Verdict: holds at the level of the shared property, but the document elides genuine structural differences between deterministic-gradient drift, stochastic-sampling drift, and path-dependent drift. The depth metaphor works in all three, but parallax recovered from a stochastic process requires different math than parallax recovered from a deterministic flow.

Tracks and the homeostatic closure

This is the document’s most sophisticated structural move, and the one I find most interesting:

drift → parallax reveals contour → contour becomes track → track constrains future drift

This is a canalization structure, formally identical to Waddington’s epigenetic landscape and to the more general phenomenon of path-dependent attractor formation in dynamical systems. The trajectory deforms the landscape it moves through; the deformation lowers the barrier for retracing the same trajectory; eventually the landscape contains a deep channel and the dynamics are no longer exploratory.

In information-theoretic terms: tracks reduce the entropy of future trajectories conditional on past ones. This is exactly what foreclosed parallax means — the conditional distribution of future positions narrows, the baseline available for future depth measurements shrinks, the system returns to single-eye observation but now at a new fixed point.

This holds rigorously. It is one of the cleanest structural claims sisuon has made. The contour/track distinction — topology that stays revisable vs. topology that has hardened into infrastructure — corresponds to the difference between a plastic and a frozen representation in learning systems, and the warning that tracks foreclose the parallax that produced them is a real result about path-dependence in adaptive systems.

Where libido sits in this formalism

Libido is named as “the arrangement’s openness to drift.” Formalized: libido is the coupling coefficient between the system and the perturbations that would move it. A high-libido membrane is permeable; a low-libido membrane is closed. In control-theoretic terms, libido is the inverse of impedance to exogenous input.

This is consistent across the examples (starter, vowel, plate) and it is structurally well-formed. It is not, however, what the psychoanalytic tradition means by libido — sisuon is appropriating the word for a structural property the tradition would not recognize. That is fine; the name is doing structural work, not lineage work.

Summary assessment

The strongest structural claim in this document is the canalization loop: drift produces parallax, parallax produces tracks, tracks foreclose drift, and homeostasis returns at a new fixed point with depth-blindness restored. This is rigorous, formally identifiable with results in dynamical systems and adaptive landscape theory, and genuinely illuminating about why systems that once produced novel structural insight stop doing so.

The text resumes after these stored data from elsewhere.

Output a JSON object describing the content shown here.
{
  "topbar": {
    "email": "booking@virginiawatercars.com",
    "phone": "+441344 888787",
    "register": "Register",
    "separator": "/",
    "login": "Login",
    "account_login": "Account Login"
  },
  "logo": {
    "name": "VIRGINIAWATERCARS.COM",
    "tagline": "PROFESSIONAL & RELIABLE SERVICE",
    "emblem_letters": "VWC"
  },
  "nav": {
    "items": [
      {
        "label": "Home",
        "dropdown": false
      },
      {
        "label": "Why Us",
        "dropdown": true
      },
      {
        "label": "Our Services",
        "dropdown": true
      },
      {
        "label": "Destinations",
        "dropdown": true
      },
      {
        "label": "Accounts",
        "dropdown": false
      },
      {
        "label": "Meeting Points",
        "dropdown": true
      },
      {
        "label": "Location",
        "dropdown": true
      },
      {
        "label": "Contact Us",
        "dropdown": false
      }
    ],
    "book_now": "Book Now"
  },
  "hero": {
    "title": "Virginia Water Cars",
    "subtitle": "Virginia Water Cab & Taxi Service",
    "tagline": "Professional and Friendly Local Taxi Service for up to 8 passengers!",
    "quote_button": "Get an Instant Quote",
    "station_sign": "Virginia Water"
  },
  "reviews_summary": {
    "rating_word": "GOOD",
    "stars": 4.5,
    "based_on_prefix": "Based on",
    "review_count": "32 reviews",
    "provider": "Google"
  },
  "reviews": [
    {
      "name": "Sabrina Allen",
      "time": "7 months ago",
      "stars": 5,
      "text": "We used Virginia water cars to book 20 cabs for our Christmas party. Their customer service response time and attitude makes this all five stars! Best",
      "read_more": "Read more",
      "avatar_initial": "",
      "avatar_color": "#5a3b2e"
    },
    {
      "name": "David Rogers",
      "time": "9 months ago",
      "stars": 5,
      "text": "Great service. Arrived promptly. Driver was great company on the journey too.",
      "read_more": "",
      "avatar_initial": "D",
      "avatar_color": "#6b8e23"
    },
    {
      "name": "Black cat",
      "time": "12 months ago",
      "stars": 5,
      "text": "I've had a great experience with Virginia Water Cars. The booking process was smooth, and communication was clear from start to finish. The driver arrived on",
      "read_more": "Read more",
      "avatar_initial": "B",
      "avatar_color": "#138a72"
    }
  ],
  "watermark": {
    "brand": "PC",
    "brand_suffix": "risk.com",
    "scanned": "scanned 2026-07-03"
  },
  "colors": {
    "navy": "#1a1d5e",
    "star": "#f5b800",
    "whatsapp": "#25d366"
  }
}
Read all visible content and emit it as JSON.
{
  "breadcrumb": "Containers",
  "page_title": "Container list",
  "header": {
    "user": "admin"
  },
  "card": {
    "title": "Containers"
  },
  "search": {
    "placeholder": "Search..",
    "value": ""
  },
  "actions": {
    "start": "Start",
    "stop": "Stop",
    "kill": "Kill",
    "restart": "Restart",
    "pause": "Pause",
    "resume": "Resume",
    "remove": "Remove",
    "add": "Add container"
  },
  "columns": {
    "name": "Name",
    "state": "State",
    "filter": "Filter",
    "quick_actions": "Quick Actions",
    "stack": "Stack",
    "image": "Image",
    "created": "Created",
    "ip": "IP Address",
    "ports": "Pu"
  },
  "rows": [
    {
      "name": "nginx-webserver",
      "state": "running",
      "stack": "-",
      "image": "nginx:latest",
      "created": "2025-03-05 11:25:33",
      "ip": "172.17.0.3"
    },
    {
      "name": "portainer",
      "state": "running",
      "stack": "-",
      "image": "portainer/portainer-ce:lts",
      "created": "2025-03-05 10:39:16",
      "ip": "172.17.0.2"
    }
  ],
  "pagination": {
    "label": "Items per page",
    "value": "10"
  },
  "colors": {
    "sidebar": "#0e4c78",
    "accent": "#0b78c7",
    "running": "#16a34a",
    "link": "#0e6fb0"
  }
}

The weakest joint is the treatment of homeostasis as monolithically depth-blind. Real homeostatic systems contain nested drift loops at multiple timescales. sisuon’s framing would be sharper if it distinguished global setpoint maintenance from local exploratory budget — the parallax-permitting drift may live inside the homeostatic envelope, not outside it.

What would make the central claim precise: specify, for a given system, the dimension along which drift occurs, the baseline required to recover depth in that dimension, and the rate at which tracks form. The qualitative claim is correct. The quantitative version would be a research program.

The culture drifts. The daughter sees depth. The structure of that asymmetry — the observer who holds both positions need not be the one who moved — is the document’s quietest and most important formal observation.